Existing deep learning approaches for causal discovery in time series struggle to model shared system dynamics and are prone to spurious correlations during post-hoc graph extraction. This work proposes Mask2Cause, an end-to-end framework that, for the first time, integrates causal graph learning directly into the forecasting process. By leveraging an inverted variable embedding and a mask-based attention mechanism with adjacency constraints, Mask2Cause recovers the underlying causal structure during forward prediction and jointly models causal effects in both the mean and variance components. The method substantially reduces model complexity, achieving state-of-the-art performance in causal discovery across multiple benchmarks while cutting the number of parameters in the predictive model by over 70% without compromising forecasting accuracy.

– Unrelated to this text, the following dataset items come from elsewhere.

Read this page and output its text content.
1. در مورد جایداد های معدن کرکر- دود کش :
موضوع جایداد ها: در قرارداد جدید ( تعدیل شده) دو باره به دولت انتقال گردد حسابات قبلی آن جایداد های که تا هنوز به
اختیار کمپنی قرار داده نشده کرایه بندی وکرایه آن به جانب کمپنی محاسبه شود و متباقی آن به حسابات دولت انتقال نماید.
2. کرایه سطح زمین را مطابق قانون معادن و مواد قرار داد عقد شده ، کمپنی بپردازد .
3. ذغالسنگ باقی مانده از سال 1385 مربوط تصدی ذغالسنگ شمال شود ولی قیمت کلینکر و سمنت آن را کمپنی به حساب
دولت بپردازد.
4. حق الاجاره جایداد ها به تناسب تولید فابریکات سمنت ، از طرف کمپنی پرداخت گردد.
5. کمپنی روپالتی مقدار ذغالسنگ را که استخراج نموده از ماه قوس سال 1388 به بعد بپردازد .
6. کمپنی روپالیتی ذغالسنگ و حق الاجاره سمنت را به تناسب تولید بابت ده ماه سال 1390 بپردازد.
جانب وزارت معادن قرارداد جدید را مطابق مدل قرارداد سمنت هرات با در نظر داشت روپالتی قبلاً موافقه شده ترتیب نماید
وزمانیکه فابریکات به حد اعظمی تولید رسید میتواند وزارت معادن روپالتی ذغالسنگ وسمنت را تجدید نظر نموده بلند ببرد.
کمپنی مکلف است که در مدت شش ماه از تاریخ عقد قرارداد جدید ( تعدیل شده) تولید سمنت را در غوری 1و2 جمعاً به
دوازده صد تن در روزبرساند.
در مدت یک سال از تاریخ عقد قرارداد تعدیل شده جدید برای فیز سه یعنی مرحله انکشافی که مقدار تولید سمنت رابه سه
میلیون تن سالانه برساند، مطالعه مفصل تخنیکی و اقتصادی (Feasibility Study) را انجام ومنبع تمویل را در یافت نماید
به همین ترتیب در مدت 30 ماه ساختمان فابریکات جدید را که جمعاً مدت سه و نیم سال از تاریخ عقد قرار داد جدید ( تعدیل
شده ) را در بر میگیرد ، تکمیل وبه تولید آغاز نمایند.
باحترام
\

Leveraging deep learning for causal discovery in time series remains challenging because existing neural methods predominantly rely on component-wise architectures that fail to capture shared system dynamics or employ decoupled post-hoc graph extraction that risks overfitting to spurious correlations. We propose $\textbf{Mask2Cause}$, an end-to-end framework that recovers the underlying causal graph directly during the forecasting forward pass. Our approach introduces an Inverted Variable Embedding and an Adjacency-Constrained Masked Attention mechanism, trained with homoscedastic or heteroscedastic objectives to capture causal influences in both mean and variance. Empirical results on diverse benchmarks, from synthetic chaotic dynamics to realistic biological simulations, demonstrate state-of-the-art causal discovery with significantly reduced parameter complexity compared to standard baselines. We further show that inferred causal structures can be used to reduce parameter count of forecasting models by more than 70% on average while maintaining predictive accuracy.